Remember the first address in a network is the network ID so all nodes use this, and is denoted by all binary 0 bits in the host portion (00 000000, 01 000000, 10 000000) or the last address as this is the broadcast address (denoted by all binary 1 bits in the host portion...(00 111111, 01 11111,1 10 1111111). So we have 62 addresses available for hosts. This means it will accomplish the 28 hosts. But the answer is wrong
Let's look at the last possible answer and break it down piece by piece:
255.255.255.248 or 255.255.255. (11111000)
What possibilities do we have with 5 bits added to the network portion?
We can see above that there are 8 possibilities that we can make with 3 bits added to the network portion.
Another way to look at it is 2^3=8
These 8 possibilities are 8 subnetted (subdivided) smaller networks from our starting point of 1 network with 254 hosts. We have accomplished the first condition 5 networks (subdivided networks) with an addition 3 networks that we can use as the we add hosts to the network.

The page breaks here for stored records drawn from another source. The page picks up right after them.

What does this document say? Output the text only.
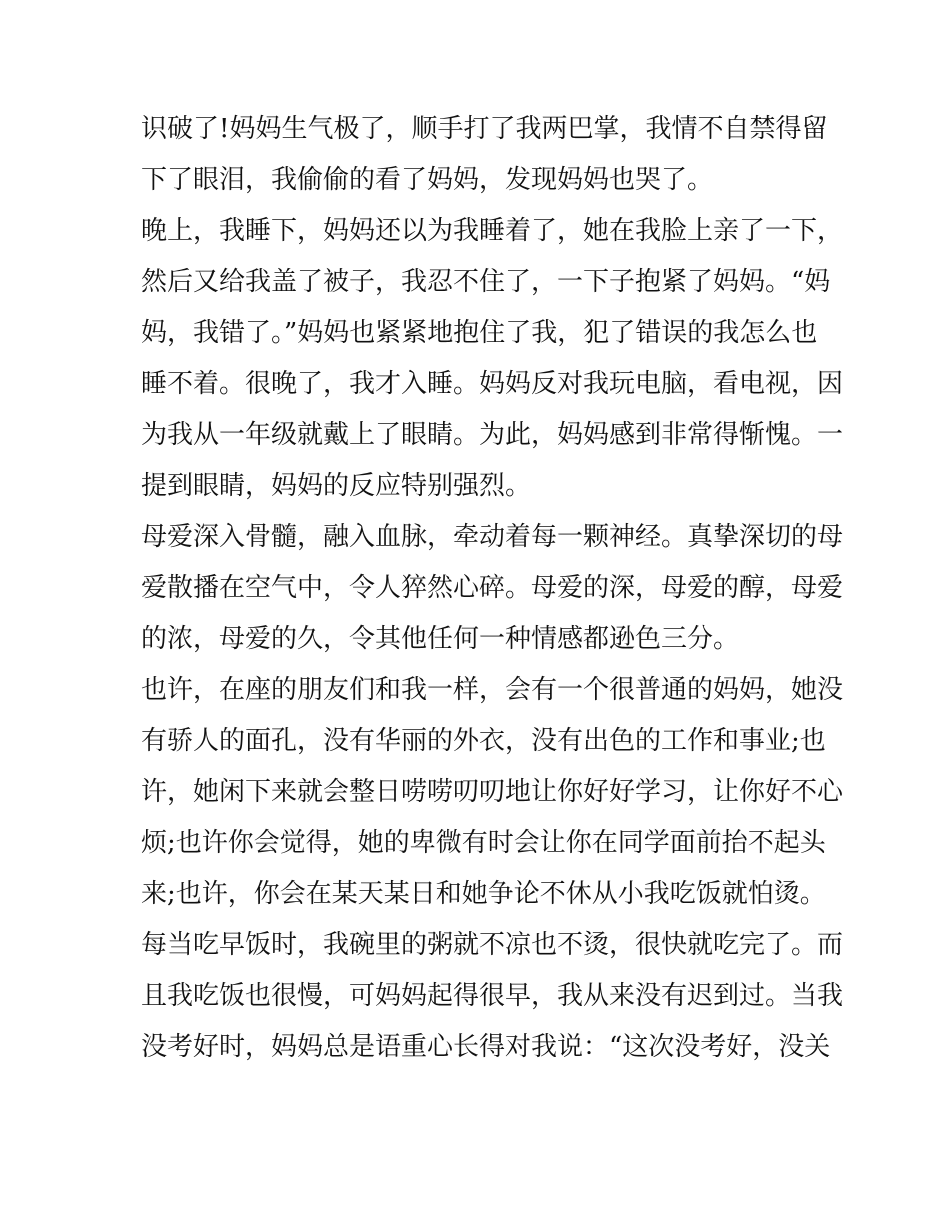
识破了!妈妈生气极了，顺手打了我两巴掌，我情不自禁得留
下了眼泪，我偷偷的看了妈妈，发现妈妈也哭了。
晚上，我睡下，妈妈还以为我睡着了，她在我脸上亲了一下，
然后又给我盖了被子，我忍不住了，一下子抱紧了妈妈。“妈
妈，我错了。”妈妈也紧紧地抱住了我，犯了错误的我怎么也
睡不着。很晚了，我才入睡。妈妈反对我玩电脑，看电视，因
为我从一年级就戴上了眼睛。为此，妈妈感到非常得惭愧。一
提到眼睛，妈妈的反应特别强烈。
母爱深入骨髓，融入血脉，牵动着每一颗神经。真挚深切的母
爱散播在空气中，令人猝然心碎。母爱的深，母爱的醇，母爱
的浓，母爱的久，令其他任何一种情感都逊色三分。
也许，在座的朋友们和我一样，会有一个很普通的妈妈，她没
有骄人的面孔，没有华丽的外衣，没有出色的工作和事业;也
许，她闲下来就会整日唠唠叨叨地让你好好学习，让你好不心
烦;也许你会觉得，她的卑微有时会让你在同学面前抬不起头
来;也许，你会在某天某日和她争论不休从小我吃饭就怕烫。
每当吃早饭时，我碗里的粥就不凉也不烫，很快就吃完了。而
且我吃饭也很慢，可妈妈起得很早，我从来没有迟到过。当我
没考好时，妈妈总是语重心长得对我说：“这次没考好，没关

Now how about the hosts? Well let's count how many bits are remaining as those bits are for hosts:
2^5= 32 possibilities.
Remember the first address in a network is the network ID so all nodes use this (denoted by all binary 0 bits in the host portion) or the last address as this is the broadcast address (denoted by all binary 1 bits in the host portion....ie....(000 11111, 001 11111, 010 111111). This leaves us with 30 hosts if we subtract the two possibilities we cannot use. This will accomplish the first condition, allowing for 28 hosts on each of the 8 networks, which also meets the second condition of providing for additional networks (subnets/subdivisions) for the futures.
So building on what Ronnie said "The key though is do you know if can be done... and if so how do you do so.." I hope this walkthrough shows you that it can be done, also the "how" and "why" it is done via a step by step walkthrough.